Aquela era uma manhã de segunda-feira. O dia anterior fora de comemoração, havia saído com uns amigos para beber em uma praça perto de casa para celebrar o aniversário de um deles. Todos os anos eu me dou esse dia de embriaguez tanto pelo motivo explícito que é o aniversário desse amigo quanto pelo velado, que é a data em que conheci a pessoa que mudou a minha vida.

Antes de sair do seu expediente do domingo, Seu Abel me encontrou no saguão do condomínio. Ele é um senhor daqueles bem cara-de-vô, esguio, cabelo grisalho, armação de metal nos óculos que ainda levavam um durex na extremidade para remendar a perna quebrada e uma lente fundo-de-garrafa que destacava ou escondia o olho verde claro e as olheiras de alguém que já trabalhou muito. Sempre supus que as lentes que ele usava para enxergar a vida tinham uma finalidade adicional, a de se privar de ser enxergado. Parecia até uma barreira que impedia qualquer aproximação, talvez por isso eu soubesse muito pouco ou quase nada sobre sua história.

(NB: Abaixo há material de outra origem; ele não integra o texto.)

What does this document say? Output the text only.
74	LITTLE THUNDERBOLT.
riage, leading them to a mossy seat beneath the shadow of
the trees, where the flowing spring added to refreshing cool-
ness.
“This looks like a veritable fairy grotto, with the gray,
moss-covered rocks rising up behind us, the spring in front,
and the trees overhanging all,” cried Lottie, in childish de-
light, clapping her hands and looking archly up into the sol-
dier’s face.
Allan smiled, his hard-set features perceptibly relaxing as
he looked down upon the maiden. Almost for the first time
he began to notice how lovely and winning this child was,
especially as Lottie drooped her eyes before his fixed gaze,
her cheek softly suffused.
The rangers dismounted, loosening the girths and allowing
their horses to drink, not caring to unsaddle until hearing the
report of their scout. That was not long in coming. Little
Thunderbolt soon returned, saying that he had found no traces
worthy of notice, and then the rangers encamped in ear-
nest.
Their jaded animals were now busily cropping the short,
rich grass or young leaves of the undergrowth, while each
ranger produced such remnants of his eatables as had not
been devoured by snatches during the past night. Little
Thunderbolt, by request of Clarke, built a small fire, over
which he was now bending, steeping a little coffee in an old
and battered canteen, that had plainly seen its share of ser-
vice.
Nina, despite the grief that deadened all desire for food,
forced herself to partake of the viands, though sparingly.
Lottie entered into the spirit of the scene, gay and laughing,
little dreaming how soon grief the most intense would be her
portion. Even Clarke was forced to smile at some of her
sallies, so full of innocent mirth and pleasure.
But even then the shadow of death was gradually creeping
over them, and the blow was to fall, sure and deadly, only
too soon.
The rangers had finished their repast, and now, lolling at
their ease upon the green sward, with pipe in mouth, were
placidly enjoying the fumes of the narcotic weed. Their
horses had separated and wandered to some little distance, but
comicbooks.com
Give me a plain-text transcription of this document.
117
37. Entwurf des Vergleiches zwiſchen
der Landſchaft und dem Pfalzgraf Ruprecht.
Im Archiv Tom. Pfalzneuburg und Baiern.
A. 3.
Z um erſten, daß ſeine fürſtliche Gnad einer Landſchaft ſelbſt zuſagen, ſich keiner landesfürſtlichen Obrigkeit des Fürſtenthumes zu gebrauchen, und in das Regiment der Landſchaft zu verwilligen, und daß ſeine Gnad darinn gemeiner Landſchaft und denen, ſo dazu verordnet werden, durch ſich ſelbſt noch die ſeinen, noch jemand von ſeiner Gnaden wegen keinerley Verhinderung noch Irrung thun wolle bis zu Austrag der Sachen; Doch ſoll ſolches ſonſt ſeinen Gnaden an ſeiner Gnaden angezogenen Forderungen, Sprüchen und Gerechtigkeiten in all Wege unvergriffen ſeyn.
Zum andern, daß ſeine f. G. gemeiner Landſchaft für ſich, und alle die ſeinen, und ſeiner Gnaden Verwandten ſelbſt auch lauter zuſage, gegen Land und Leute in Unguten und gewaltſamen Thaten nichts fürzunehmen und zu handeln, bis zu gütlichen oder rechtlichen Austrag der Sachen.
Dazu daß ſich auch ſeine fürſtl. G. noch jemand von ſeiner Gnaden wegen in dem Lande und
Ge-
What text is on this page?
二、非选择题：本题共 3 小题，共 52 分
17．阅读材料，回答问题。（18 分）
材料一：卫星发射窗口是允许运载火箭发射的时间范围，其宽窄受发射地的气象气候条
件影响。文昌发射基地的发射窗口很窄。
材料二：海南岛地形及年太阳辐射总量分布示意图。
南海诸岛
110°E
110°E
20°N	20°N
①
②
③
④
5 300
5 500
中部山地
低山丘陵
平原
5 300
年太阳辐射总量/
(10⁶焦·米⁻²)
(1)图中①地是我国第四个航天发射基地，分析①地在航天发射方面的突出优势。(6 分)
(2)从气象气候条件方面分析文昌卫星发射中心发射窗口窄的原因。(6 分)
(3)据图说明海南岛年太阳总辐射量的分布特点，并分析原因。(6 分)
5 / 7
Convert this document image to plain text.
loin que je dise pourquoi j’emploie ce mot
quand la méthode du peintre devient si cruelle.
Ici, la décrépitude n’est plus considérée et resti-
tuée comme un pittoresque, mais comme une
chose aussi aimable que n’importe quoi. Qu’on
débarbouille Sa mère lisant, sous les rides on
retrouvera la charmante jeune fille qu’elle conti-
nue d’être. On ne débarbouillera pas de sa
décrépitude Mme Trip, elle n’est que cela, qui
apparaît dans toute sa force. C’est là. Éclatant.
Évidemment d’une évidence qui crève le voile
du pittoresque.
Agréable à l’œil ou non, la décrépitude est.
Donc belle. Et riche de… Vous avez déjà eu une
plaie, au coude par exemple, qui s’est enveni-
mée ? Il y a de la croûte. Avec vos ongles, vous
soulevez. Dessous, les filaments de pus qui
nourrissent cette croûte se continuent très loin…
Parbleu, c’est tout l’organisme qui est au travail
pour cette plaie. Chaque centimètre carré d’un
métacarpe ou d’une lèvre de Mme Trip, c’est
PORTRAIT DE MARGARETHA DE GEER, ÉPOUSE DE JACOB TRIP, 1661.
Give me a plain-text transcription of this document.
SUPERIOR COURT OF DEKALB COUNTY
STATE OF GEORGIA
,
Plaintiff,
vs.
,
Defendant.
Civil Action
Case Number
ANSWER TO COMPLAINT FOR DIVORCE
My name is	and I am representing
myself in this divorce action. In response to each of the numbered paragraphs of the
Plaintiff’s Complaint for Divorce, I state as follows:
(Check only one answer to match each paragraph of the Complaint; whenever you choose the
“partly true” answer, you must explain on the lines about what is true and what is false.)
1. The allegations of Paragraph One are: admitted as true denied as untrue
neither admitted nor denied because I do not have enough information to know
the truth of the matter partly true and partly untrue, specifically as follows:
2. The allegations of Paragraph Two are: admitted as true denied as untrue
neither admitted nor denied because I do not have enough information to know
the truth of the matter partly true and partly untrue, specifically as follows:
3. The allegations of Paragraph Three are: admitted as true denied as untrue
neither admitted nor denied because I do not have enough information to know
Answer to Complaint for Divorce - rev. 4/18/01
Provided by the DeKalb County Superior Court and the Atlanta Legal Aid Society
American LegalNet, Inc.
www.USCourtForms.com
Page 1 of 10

Seu Abel conhecia todos os 80 condôminos do prédio, suas famílias, visitas desejáveis, indesejáveis e aquelas mais furtivas também. Ele era tão esperto que, com desfaçatez, conseguia fingir perfeitamente uma surdez sempre que lhe era conveniente, especialmente quando era questionado por algum morador sobre o motivo de ser apanhado com o ouvido encostado na porta do apartamento ao detectar o primeiro sinal de uma discussão mais acalorada lá dentro. Aquele meu vizinho, o argentino apreciador de charutos, detestava-o justamente porque, dentre a série de palavras em espanhol que havia decorado de tanto bisbilhotar as discussões dentro do apartamento do portenho, a única que ele fazia questão de repetir sempre que fosse possível ser ouvida pelo morador era 'maricón'.

No domingo, Seu Abel me parou quando eu estava de saída para o aniversário para me contar que o condomínio estava doando mudas de plantas e rosas. Perguntou se eu não queria uma muda de Cambará pois eu levava um pequeno ramalhete de flores brancas na mão direita e um litro de whisky na esquerda. Olhei para ele disse que sim, que se pudesse, deixasse algumas dentro de um vaso que havia na varanda e para a qual ele tinha acesso independente de minha presença.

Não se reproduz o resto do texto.